Chinese Chicken Salad: At a restaurant these run over 1000 calories, but making your own is simple and so much healthier. I sautee or bake chicken breast with a little sesame oil. Add some green onion and peppers. Lay on a bed of greens with snap peas, a sprinkle of those crunchy noodles, and top with a low cal or homemade tangy dressing.

Fajita Salad: This can be with raw or sauteed veggies. I like it with cold leftovers or with a fresh batch. Sautee bell peppers, onions, garlic, and your choice of meat (we love deer steaks -- can you tell I married a hunter?!). Put over a bed of greens with a few broken tortilla chips if you want, add some sour cream and salsa like you would a taco salad. I like it with oil and vinegar, my family likes ranch instead of sour cream.

Green Salad: This doesnt have to be boring! Get creative! Lay out a bed of greens and start topping! Peppers, snap peas, tomato, roasted garlic, avocado, cheese, roasted or fresh broccoli, steamed and chilled asparagus, artichoke hearts, apples chunks, almond slices, peacans, beans, quinoa, corn, peas, etc. There are so many varieties. Learn to make your own dressings too. Vinegarette is easy, but you can also make caesar or paresean dressings easy and healthier.

Quinoa Salad: I love quinoa! Its easy (cooks like rice) and you can use it to replace rice or pasta. I like to add it with some chicken and veggies with some vinegarette for a tastey "pasta salad", or just add a scoop to your ground meat for some added flavor and it will fill you up more.

Smoothy: I add this because I had an AMAZING smoothy this morning that was about 1/2 salad. Haha. I put 1 cup unsweetened almond milk with a large handful each of spinach and kale. Blended til smooth, then added 1/2 apple with skin, 1 banana, 1/2 c frozen mixed berries, and 2 Tbsp flax. It was wonderful, even if it looked strange. You could add broccoli, different fruits, etc. Mine was about 210 calories. Fast, healthy, and I was energized for the day after a bad night sleep. All the benefits of a morning smoothy WITH healthy greens.

PLEASE add your favorite salads, toppings, and or healthy dressings.

1 comment:

  1. Love this! One of my favorites is a roasted vegetable salad. They have one at CPK, but I do my own at home.
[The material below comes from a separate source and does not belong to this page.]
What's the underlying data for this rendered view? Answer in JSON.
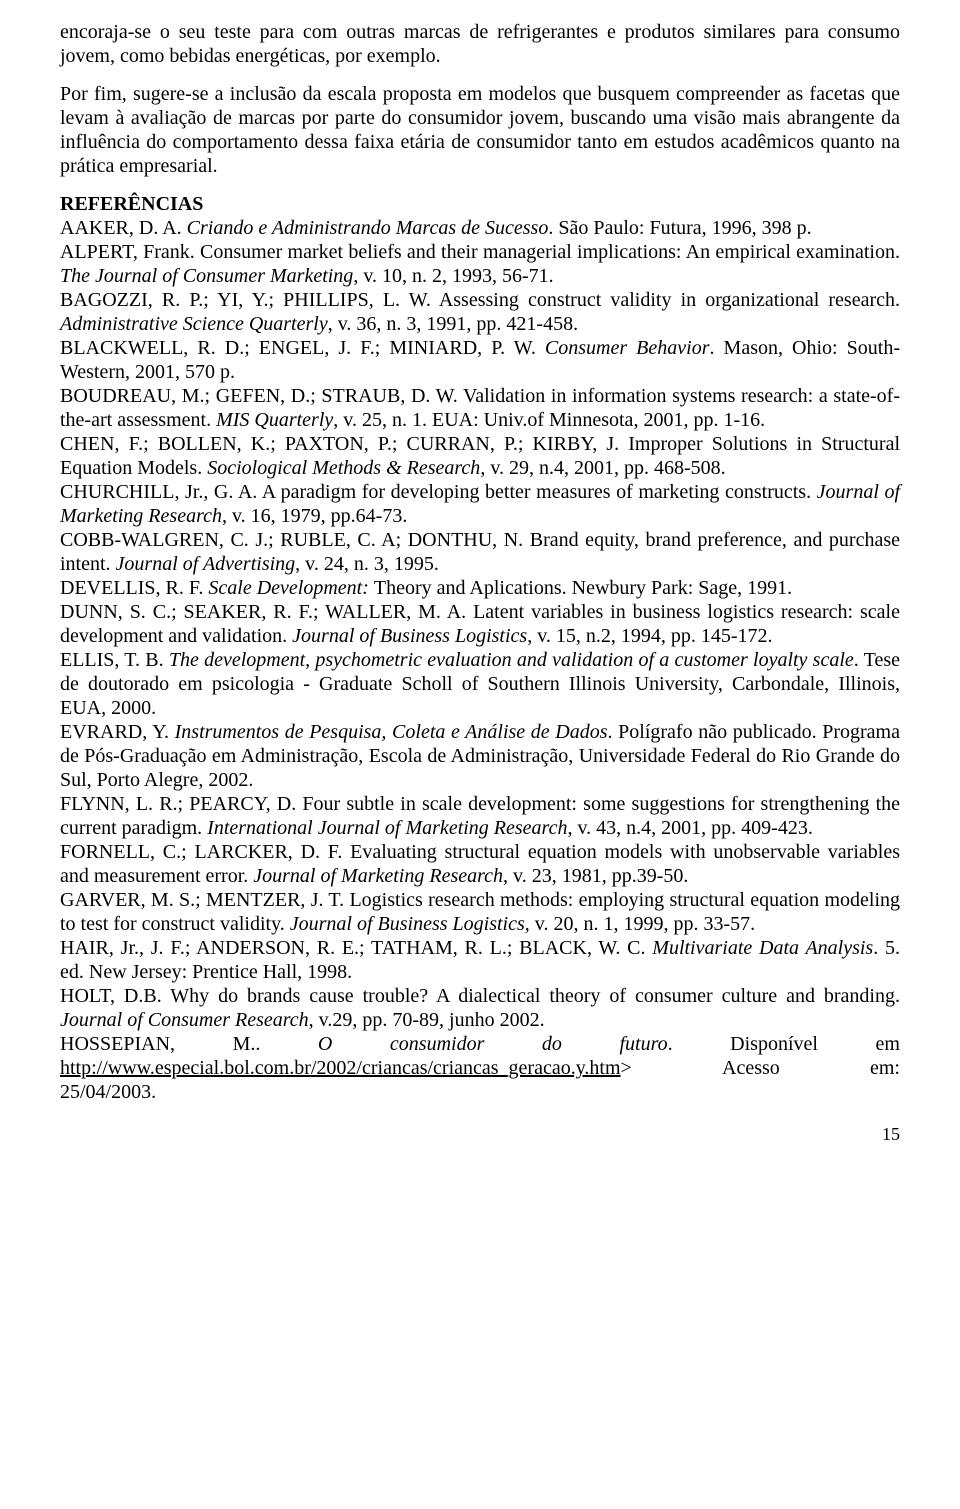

I chop up eggplant, bell pepper, mushrooms and use shredded carrots (or other veggies of your choice). I either roast them or stir them up on the stove with nonstick cooking spray or olive oil. I season them with some pepper, garlic powder, onion powder, and a little cayenne. I mix those into some greens like spinach and romaine (or a spring mix from the store with arugula), add some light dressing (usually raspberry vinaigrette, or my current favorite- roasted red pepper dressing- 40 calories I believe). I mix that up and enjoy! Sometimes I'll toss in some almonds.